There has been controversy about the relationship between menopause and depression. This study utilizes a unique prospective population-based data set of middle-aged, Australian-born women to identify determinants of depressed mood.
The Melbourne Women’s Midlife Health Project sample consisted of 438 women aged 45 to 55 at baseline; they were followed annually for 11 years. Of this group, 314 (72%) completed the Center for Epidemiologic Studies Depression Scale (CES-D) scale in year 11 to measure depressed mood.
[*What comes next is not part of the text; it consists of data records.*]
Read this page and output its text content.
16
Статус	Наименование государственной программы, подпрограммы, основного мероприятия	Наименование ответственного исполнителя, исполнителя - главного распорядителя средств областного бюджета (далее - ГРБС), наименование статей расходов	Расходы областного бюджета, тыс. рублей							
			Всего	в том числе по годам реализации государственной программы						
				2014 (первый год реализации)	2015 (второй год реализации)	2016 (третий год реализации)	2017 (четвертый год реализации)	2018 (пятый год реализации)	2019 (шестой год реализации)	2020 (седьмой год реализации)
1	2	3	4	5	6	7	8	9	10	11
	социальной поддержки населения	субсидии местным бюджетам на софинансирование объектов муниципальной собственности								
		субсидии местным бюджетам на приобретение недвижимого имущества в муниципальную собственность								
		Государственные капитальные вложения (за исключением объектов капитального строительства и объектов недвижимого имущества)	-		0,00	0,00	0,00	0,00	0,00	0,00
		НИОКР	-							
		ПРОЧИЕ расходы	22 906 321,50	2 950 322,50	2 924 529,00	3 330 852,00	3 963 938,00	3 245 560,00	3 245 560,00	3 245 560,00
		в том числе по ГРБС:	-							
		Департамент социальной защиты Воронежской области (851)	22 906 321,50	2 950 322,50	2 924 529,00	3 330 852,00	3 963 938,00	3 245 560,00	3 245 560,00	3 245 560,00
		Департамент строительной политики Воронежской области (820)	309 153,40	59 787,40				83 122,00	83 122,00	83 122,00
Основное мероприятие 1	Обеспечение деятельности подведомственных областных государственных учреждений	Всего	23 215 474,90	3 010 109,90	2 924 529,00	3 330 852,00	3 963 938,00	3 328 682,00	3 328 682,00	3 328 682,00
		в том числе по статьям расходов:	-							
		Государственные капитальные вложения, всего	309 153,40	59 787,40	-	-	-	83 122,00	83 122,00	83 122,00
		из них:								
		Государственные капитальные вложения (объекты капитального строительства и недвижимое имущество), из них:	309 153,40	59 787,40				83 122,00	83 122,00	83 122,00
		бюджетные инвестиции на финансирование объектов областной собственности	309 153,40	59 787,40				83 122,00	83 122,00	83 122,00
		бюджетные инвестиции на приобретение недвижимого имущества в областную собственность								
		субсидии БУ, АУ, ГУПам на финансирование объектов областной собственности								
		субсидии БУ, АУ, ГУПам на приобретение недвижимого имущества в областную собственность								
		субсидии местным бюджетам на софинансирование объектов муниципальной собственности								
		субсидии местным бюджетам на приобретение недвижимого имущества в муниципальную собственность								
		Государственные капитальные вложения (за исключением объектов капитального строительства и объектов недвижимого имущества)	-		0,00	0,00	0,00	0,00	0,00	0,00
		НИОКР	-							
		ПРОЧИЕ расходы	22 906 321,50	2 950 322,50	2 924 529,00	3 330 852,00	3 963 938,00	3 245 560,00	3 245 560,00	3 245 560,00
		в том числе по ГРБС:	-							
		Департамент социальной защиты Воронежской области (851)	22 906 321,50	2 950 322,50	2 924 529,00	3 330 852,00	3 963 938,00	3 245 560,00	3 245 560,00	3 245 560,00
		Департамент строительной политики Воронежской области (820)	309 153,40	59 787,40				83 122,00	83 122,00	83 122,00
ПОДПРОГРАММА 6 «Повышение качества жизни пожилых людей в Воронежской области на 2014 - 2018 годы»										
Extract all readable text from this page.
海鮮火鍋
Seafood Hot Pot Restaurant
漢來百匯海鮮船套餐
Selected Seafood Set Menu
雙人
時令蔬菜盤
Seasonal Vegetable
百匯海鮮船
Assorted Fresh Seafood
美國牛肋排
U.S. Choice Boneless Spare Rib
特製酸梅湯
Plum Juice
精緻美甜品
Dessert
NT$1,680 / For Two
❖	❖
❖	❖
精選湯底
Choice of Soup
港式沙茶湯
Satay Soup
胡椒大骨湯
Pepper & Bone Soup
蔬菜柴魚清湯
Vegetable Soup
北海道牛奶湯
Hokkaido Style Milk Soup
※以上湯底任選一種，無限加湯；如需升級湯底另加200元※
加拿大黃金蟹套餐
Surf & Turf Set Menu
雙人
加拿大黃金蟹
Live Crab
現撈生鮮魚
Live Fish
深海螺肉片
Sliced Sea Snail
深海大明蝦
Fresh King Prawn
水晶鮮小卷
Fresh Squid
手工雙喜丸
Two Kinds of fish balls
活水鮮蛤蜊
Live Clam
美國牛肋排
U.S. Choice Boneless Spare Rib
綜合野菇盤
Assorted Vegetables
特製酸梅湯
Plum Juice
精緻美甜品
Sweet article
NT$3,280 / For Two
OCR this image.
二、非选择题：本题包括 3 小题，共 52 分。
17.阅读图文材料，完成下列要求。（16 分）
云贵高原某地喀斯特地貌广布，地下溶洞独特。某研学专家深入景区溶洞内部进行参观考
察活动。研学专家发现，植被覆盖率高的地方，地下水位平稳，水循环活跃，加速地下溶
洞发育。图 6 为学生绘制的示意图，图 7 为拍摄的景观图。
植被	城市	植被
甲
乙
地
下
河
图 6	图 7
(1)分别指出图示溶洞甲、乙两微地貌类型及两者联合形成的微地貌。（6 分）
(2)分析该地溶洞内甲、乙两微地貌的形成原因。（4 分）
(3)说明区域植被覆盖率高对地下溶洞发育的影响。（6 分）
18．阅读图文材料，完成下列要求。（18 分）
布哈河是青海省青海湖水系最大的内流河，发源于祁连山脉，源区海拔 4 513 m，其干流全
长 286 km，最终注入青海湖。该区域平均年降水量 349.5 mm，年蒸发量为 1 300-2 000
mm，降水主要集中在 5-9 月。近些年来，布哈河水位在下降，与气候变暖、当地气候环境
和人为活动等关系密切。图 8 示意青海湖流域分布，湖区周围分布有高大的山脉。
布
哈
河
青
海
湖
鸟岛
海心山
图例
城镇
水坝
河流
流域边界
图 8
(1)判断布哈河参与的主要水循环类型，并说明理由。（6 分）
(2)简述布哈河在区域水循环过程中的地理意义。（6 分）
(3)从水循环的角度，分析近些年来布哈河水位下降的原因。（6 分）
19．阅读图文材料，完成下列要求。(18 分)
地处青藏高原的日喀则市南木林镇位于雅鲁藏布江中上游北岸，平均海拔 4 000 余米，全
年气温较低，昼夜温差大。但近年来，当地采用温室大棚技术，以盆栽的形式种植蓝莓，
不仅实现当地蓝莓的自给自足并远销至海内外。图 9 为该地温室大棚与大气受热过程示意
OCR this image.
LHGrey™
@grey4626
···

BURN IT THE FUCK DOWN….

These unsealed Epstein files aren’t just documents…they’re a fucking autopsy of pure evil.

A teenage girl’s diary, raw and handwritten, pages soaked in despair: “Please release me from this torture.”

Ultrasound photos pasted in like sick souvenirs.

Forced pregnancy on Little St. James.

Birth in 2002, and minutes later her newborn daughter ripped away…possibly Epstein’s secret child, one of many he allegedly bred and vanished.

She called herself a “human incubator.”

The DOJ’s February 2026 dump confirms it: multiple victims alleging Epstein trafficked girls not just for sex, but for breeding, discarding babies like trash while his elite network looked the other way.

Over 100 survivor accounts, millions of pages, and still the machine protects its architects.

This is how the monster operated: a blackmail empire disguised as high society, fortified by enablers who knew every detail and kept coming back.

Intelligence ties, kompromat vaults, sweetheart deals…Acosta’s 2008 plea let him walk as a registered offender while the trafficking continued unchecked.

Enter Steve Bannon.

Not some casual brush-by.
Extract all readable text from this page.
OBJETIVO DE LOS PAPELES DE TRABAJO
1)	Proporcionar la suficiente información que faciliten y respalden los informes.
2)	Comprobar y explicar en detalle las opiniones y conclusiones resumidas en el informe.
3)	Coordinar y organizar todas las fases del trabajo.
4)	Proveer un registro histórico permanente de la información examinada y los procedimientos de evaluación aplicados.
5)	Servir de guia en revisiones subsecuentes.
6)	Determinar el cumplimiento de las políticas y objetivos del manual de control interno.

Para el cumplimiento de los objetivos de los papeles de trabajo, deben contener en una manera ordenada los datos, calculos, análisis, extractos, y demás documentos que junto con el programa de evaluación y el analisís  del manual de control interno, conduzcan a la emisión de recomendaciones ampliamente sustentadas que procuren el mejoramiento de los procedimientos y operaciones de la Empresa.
Variables measured at baseline and annually included negative mood (measured with Affectometer) and psychosocial, hormonal, health, and lifestyle factors.
Women who had the highest CES-D scores were those who by year 11 were still in the menopause transition stage (had not reached final menstrual period) or had experienced surgical menopause. CES-D correlated with negative mood measured concurrently (r = 0.63) and baseline negative mood (r = 0.37). There was a significant reduction in negative mood for all menopause status groups, but those who experienced surgical menopause showed less reduction than other women. Ever-use or number of years of use of hormone therapy made no difference to CES-D outcome. CES-D was associated with baseline negative attitudes toward aging, mood, and premenstrual complaint experience and annual mood, poor self-rated health, number of bothersome symptoms, and daily hassles.
Women most likely to have higher depressed mood in the age group 57 to 67 are those who have undergone surgical menopause or have menstruated within the last 12 months. Prior negative mood, history of premenstrual complaints, negative attitudes toward aging or menopause, poor health, and daily hassles predict depressed mood.